183. The prosecution has led evidence to show that these objective factual circumstances as stipulated in paragraph aa) and in bb) can be reasonably inferred from the following conduct by the accused:
184. The accused maintained three current accounts at the same bank, which were opened on the same day, i.e. on July 31, 2013, immediately after Account 9694 that received proceeds from Tanore was closed on the instructions of the accused.
185. There were code names assigned for all the accused’s personal accounts at the bank, such as Account 9694 as AmPrivate Banking-MR, and Account 1880 as AmPrivate Banking-1MY.
186. Evidence was led that the accused was very much in control and in charge of the accounts at AmIslamic Bank, despite appointing a mandate holder such as Nik Faisal. According to the accused’s statement, he had the knowledge as to the transactions that took place and the purposes for which it was intended.
187. Tan Sri Zeti (PW48) said that the accused had asked her to declare that he had not committed any wrongdoing.
188. Joanna Yu (PW41) testified as to the role played by Jho Low with respect of the accused’s Account 9694 in ensuring sufficiency of funds and said that this was with the knowledge of the accused although Nik Faisal was the mandate holder.
189. Evidence was led that Akademi Kewartawanan dan Informasi Taima was engaged for the publication of a Chinese weekly, and AD Network was paid as the administrator of a Facebook page. This was done, according to PW5, to counter negative perceptions from the Chinese community regarding the government of the day. Payments for these services were made to Tan Sri Lim Soon Peng with the intention of facilitating back-to-back payments to both entities and to avoid linking the accused.
190. PW8 testified that ORB Solutions Sdn Bhd was established to carry out branding promotion for 1Malaysia and to manage the accused's social media which incidentally was the only client of the company.
191. PW45 said that Semarak Konsortium Satu Sdn Bhd was appointed verbally to provide international media team services and English speech writing for the accused from March 2011 to April 2014 and received a total of RM22,981,688.00 out of which RM303,000.00 were proceeds of unlawful activities.
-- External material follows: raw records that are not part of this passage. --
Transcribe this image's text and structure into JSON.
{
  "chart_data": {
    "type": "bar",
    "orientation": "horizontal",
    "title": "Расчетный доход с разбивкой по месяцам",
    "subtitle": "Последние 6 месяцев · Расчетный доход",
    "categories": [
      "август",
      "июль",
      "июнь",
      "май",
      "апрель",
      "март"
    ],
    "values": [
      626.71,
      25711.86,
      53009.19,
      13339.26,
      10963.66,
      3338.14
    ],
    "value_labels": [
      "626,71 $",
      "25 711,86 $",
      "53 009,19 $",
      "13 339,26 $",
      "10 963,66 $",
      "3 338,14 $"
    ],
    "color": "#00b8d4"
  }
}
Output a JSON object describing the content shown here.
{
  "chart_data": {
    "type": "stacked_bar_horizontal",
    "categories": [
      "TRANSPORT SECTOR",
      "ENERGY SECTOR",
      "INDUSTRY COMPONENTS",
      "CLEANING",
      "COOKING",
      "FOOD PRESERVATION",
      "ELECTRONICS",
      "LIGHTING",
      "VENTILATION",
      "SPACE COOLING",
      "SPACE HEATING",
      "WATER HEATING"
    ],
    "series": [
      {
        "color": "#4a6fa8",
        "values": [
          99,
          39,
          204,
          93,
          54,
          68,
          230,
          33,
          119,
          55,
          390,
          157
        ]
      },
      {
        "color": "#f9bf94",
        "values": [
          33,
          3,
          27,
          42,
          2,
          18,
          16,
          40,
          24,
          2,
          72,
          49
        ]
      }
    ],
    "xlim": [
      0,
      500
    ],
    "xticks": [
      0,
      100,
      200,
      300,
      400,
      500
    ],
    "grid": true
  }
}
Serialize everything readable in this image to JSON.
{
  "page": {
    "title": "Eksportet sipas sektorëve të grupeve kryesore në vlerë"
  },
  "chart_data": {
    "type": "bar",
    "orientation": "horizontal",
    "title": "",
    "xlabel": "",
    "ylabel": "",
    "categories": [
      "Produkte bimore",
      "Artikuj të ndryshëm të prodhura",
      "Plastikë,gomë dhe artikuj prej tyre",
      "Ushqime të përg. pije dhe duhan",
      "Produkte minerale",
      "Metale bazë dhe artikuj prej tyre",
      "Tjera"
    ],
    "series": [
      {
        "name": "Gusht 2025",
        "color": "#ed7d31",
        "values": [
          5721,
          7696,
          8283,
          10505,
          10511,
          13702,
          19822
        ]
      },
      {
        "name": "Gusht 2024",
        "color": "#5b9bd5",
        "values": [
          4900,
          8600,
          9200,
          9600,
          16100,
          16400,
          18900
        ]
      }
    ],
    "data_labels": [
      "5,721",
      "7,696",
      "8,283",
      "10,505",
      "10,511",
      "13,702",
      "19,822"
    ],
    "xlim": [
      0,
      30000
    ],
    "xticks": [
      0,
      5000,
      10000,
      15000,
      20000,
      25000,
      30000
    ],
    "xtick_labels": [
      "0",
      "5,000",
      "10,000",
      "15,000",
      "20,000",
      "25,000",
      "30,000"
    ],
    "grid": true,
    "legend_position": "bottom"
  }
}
192. In light of the enormous sums of funds deposited, namely US$681,000,000.00 and the sums returned of US$620,000,000.00 into the accused’s accounts, it was incumbent upon him to take reasonable steps to ascertain whether or not the property were proceeds of unlawful activities.
193. The above instances of conduct as well as the respective acts of receiving, using and transferring the proceeds by the accused were also relevant under Section 8 of the Evidence Act and therefore admissible to reasonably and justifiably infer knowledge on the part of the accused with respect to the charges in respect of all the 21 charges of money laundering under Section 4(1) (a) of AMLA.
194. Under all the circumstances, I find that the accused was also ‘’wilfully blind” with regard to his failure to inquire into the origin of these funds when the circumstances were such that he ought to have done so.
195. Under the circumstances and based upon the evidence, I find that the prosecution had also proven the mens rea in respect of all the AMLA charges.
196. The issue in relation to the Arab donations has been addressed earlier.
197. In all the circumstances of the case and based upon the available evidence, and upon conducting a maximum evaluation of the prosecution case, this court finds that the prosecution has successfully proven each ingredient of all the offences under Section 4(1) (a) of AMLA which if unrebutted would warrant a conviction.
198. This court therefore finds that a prima facie case has been made out against the accused in respect of all the 21 charges under Section 4(1) (a) of AMLA.
199. This court accordingly calls upon the accused to make his defence in respect of all 21 charges under Section 4(1) (a) of AMLA.